Thursday, 12 February 2009

Dew Pond Makers

Downland Dew Pond

A valuable article by the Rev. Edgar Glanfield, Vicar of Imber, Wiltshire Gazette, Dec. 29th, 1922,

“Up to ten years ago the dew pond makers started upon their work about the 12th of September, and they toured the country for a period of six or seven months, making in sequence from six to fifteen ponds, according to size and conveniences, in a season of winter and spring..... They travelled throughout Wiltshire and Hampshire, and occasionally into Somersetshire arid Berkshire, and even into Kent.” The dew pond maker with three assistants at 18s. a week, would require about four weeks to make a pond 22 yards, or one chain, square. Providing all his own tools and appliances he would charge about £40 for the work. “ The work commenced by the removal of the soil to the depth of eight feet. The laying of the floor is then proceeded with from the centre, called the crown, four or five yards in circumference, and to this each day a width of about two yards is added, and continued, course by course until the sides of the basin attain to the normal level of the site. Only so much work with the layers of materials set in order, is undertaken in one day as can be finished at night, and this must be covered over with straw and steined. No layering may be done in frosty or inclement weather. And this is the method of construction:- seventy cart loads of clay are scattered over the area, suggested above. The clay is thoroughly puddled, trodden and beaten in flat with beaters, a coat of lime is spread, slaked, and rightly beaten until the surface is as smooth as a table, and it shines like glass.

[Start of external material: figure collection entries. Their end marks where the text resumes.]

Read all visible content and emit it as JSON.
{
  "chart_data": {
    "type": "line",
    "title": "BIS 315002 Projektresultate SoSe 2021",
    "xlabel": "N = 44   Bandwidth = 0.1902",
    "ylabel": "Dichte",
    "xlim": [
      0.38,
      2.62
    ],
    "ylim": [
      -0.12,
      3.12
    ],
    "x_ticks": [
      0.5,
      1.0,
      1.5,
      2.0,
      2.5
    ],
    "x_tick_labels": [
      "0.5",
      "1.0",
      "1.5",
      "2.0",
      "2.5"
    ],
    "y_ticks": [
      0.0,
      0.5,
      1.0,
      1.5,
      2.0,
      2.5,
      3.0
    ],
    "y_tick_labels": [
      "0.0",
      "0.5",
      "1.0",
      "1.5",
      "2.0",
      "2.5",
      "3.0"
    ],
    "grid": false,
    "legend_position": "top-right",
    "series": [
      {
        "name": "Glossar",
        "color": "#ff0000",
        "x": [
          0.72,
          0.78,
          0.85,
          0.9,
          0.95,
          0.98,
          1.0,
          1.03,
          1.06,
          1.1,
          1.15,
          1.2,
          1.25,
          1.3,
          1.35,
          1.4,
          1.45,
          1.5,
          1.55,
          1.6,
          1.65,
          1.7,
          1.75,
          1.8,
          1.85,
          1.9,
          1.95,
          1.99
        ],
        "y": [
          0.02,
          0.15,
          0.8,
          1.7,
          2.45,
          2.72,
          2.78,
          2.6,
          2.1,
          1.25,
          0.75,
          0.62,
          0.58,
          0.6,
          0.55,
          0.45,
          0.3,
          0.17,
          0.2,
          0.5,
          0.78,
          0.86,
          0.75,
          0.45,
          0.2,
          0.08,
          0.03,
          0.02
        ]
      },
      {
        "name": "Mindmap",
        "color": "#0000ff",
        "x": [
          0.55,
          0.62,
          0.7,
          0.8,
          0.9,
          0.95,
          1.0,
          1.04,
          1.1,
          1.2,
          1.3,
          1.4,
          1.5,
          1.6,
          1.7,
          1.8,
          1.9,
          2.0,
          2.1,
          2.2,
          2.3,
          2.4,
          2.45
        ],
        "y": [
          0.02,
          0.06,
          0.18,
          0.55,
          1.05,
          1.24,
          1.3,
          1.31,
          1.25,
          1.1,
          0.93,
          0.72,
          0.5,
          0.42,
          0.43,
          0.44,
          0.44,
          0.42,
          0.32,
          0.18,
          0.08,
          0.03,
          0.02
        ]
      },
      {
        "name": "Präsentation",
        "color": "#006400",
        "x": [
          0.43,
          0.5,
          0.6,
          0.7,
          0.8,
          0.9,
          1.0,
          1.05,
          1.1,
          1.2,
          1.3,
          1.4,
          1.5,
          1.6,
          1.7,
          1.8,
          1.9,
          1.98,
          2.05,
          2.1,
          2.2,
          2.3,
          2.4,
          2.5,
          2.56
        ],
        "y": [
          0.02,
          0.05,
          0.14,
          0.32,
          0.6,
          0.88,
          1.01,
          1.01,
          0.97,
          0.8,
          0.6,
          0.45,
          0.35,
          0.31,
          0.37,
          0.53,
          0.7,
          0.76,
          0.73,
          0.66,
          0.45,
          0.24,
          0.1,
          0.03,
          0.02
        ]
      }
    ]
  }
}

After it has been hammered in twice, a second coat of lime is applied, to the thickness of half-an-inch, which is wetted and faced to save the under face. A waggon load of straw is arranged and the final surface is covered with rough earth to the thickness of nine inches. The pond when finished affords a depth of water of seven feet." It is then fenced round to keep off cattle and horses, whose hoofs, would break through the bed, and admit sheep only, for whose use the ponds are made. The durability of the dew pond is put at “perhaps 20 years, though “there are ponds in good condition now which were made 36 years ago, and which have never been known to fail to yield an adequate supply of water even in this year of drought (1921). The decay of the industry is attributed partly to the greatly increased cost of the making of the ponds, and partly to the fact that they have been superseded by the windmill pumping water from wells.